Neurologists are 10 times more likely to make the correct treatment decision when using telemedicine and the use of telemedicine increases the use of and decreases the time to starting stroke treatment. The use of Telemedicine is now part of the stroke management guidelines.

TIME IS BRAIN

Telemedicine was already used in Parkview hospitals to assist in the management of intensive care patients. The Fort Wayne Neurological Center (FWNC) and Parkview Hospital started providing remote stroke consultation and treatment at the Parkview community hospitals in March of 2007 using the InTouch RP-7 robots.

RP-7 robot
InTouch RP-7 robot

While this approach was very effective, it quickly became apparent that it was difficult to convince regional hospitals to participate because of the high cost of these robots.

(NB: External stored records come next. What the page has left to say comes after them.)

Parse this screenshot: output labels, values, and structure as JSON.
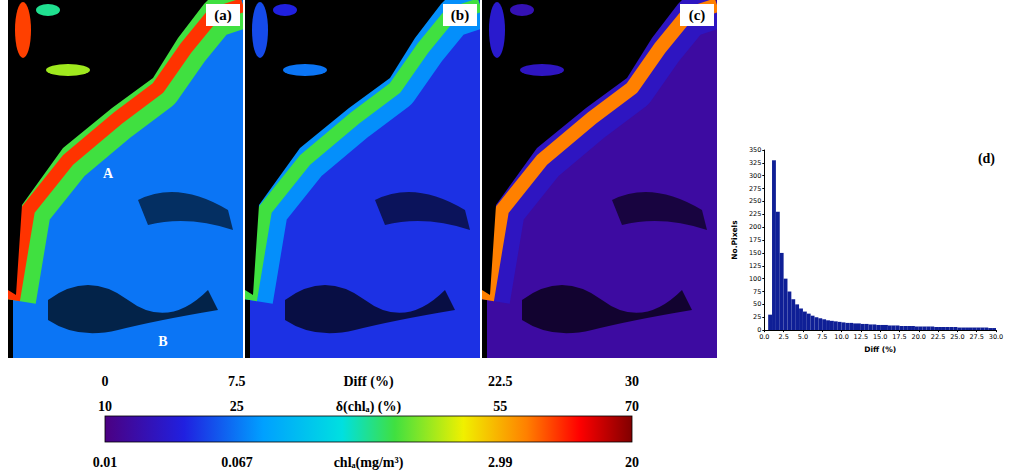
{
  "panels": [
    {
      "label": "(a)",
      "annotations": [
        "A",
        "B"
      ]
    },
    {
      "label": "(b)"
    },
    {
      "label": "(c)"
    }
  ],
  "colorbar": {
    "scales": [
      {
        "title": "Diff (%)",
        "range": [
          0,
          30
        ],
        "ticks": [
          0,
          7.5,
          22.5,
          30
        ]
      },
      {
        "title": "δ(chlₐ) (%)",
        "range": [
          10,
          70
        ],
        "ticks": [
          10,
          25,
          55,
          70
        ]
      },
      {
        "title": "chlₐ(mg/m³)",
        "range": [
          0.01,
          20
        ],
        "ticks": [
          0.01,
          0.067,
          2.99,
          20
        ],
        "log": true
      }
    ]
  },
  "chart_data": {
    "type": "histogram",
    "title": "(d)",
    "x_label": "Diff (%)",
    "y_label": "No.Pixels",
    "bins": [
      0.5,
      1,
      1.5,
      2,
      2.5,
      3,
      3.5,
      4,
      4.5,
      5,
      5.5,
      6,
      6.5,
      7,
      7.5,
      8,
      8.5,
      9,
      9.5,
      10,
      10.5,
      11,
      11.5,
      12,
      12.5,
      13,
      13.5,
      14,
      14.5,
      15,
      15.5,
      16,
      16.5,
      17,
      17.5,
      18,
      18.5,
      19,
      19.5,
      20,
      20.5,
      21,
      21.5,
      22,
      22.5,
      23,
      23.5,
      24,
      24.5,
      25,
      25.5,
      26,
      26.5,
      27,
      27.5,
      28,
      28.5,
      29,
      29.5,
      30
    ],
    "counts": [
      30,
      330,
      230,
      150,
      100,
      75,
      60,
      50,
      42,
      36,
      32,
      28,
      25,
      23,
      21,
      19,
      18,
      17,
      16,
      15,
      14,
      14,
      13,
      13,
      12,
      12,
      11,
      11,
      10,
      10,
      10,
      9,
      9,
      9,
      8,
      8,
      8,
      8,
      7,
      7,
      7,
      7,
      7,
      6,
      6,
      6,
      6,
      6,
      6,
      5,
      5,
      5,
      5,
      5,
      5,
      5,
      5,
      4,
      4
    ],
    "color": "#0f1f96",
    "xlim": [
      0,
      30
    ],
    "ylim": [
      0,
      350
    ],
    "xticks": [
      {
        "value": 0,
        "label": "0.0"
      },
      {
        "value": 2.5,
        "label": "2.5"
      },
      {
        "value": 5,
        "label": "5.0"
      },
      {
        "value": 7.5,
        "label": "7.5"
      },
      {
        "value": 10,
        "label": "10.0"
      },
      {
        "value": 12.5,
        "label": "12.5"
      },
      {
        "value": 15,
        "label": "15.0"
      },
      {
        "value": 17.5,
        "label": "17.5"
      },
      {
        "value": 20,
        "label": "20.0"
      },
      {
        "value": 22.5,
        "label": "22.5"
      },
      {
        "value": 25,
        "label": "25.0"
      },
      {
        "value": 27.5,
        "label": "27.5"
      },
      {
        "value": 30,
        "label": "30.0"
      }
    ],
    "yticks": [
      0,
      25,
      50,
      75,
      100,
      125,
      150,
      175,
      200,
      225,
      250,
      275,
      300,
      325,
      350
    ]
  }
}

In order to expand the availability of stroke telemedicine, Jason Todd from the Parkview IT department and former FWNC NeuroInterventionalist, Dr. Nils Mueller, designed a more cost-effective, non-commercial Telemedicine system called ReSET (Remote Stroke Evaluation Tool). With this tool, the physicians of the FWNC have been able to offer remote stroke treatment at all hospitals participating in the StrokeCareNow Network, thereby greatly improving stroke patients' access to effective treatment

This technology and the close cooperation of the hospitals brokered by the network also helps us to quickly identify patients who may benefit from treatment options beyond the intravenous thrombolysis available in their regional hospital, and to transfer them efficiently to Fort Wayne for intra-arterial stroke therapy and cutting-edge research protocols.